One of the bottles from out of the bins in the backyards of the Borro was the right shape and size, and had that English frock-coated gentleman smiling away in his great round hat and monocle and shiny boots, and it smelt just like old Mr Gorragher’s horrid fluid. In fact, there was still a trace of the stuff at the bottom when she got it home to her little flat, and she washed it carefully and wiped it clean so no fingerprints showed, because that’s what detectives searched for.
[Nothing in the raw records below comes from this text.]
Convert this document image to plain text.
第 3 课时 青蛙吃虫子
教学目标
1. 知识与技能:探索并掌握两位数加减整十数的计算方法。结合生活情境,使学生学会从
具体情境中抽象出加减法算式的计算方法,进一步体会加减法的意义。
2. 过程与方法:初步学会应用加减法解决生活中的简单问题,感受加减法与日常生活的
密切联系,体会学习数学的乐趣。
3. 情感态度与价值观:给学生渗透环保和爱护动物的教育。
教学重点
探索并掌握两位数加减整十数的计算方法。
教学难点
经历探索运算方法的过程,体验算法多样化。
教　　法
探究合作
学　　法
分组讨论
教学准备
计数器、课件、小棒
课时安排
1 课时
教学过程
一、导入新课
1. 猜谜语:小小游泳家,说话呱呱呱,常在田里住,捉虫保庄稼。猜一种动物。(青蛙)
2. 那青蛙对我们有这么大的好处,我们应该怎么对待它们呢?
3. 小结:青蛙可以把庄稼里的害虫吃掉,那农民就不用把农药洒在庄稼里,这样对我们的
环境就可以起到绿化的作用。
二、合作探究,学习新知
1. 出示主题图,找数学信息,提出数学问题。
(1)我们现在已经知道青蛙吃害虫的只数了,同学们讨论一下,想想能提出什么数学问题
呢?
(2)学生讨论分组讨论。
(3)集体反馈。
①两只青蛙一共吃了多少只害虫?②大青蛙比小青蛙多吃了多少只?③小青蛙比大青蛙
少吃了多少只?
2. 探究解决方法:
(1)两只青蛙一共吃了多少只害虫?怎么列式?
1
You couldn’t see fingerprints unless you’d dusted them with a special brush, but you couldn’t be too careful.

She rinsed it out one last time and poured in her tablets. Into the bottle she poured the golden fluid she had taken from Mr Gorragher’s bottle while he was being taken to the bathroom by the nurses. It was simple. In fact, so shocked was she by her success that she knelt right down while the tablets started to dissolve and immediately said a mystery of the Rosary, praying for forgiveness. She would have used St Anthony, but he was Patron Saint of Lost Causes and that would never do. He might get her arrested, and she would become the Lost Cause and there she’d be in gaol among the lunatics and have to be thanking St Anthony for her hanging when really she’d just got hold of the wrong saint.

She stuck to the Virgin Mary, who’d be on her side, please God.

Before going to bed she worried whether to decant the fluid or simply leave the traces of tablet powder like greyish sand in the bottom of the bottle, and decided yes, leave it there. She would pour it out into a clean jar, wash the greyish residue away, dry it as best she could, then pour the poisoned whisky back into the bottle. Father Doran – she’d seen him take his illicit swig before – took a fair old blooter at Mr Gorragher’s secret whisky, that he did, so maybe it would all be down before he tasted something wrong. Or might there be no change in the taste at all? If God was on her side…

Kneeling, she did her prayers for Lucy, then the children left behind in the Magdalenes, all the little boys still in the clutches of the Christian Brothers, and asked the Almighty to give the other seven Orders of persecutors a good old seeing to, if it was His holy wish, and went to bed.

She wished she could read because then she could sit up with a cup of tea like ladies did in them late night fillums in posh hotels, but she couldn’t, so that was that. Instead, she switched her old TV set on, saw the sound was well down, and put the light out. She kept her eyes on the screen, saw it was about some old football, the lads moving so smoothly and with such grace, and tried not to see anybody who looked as though they might fall down.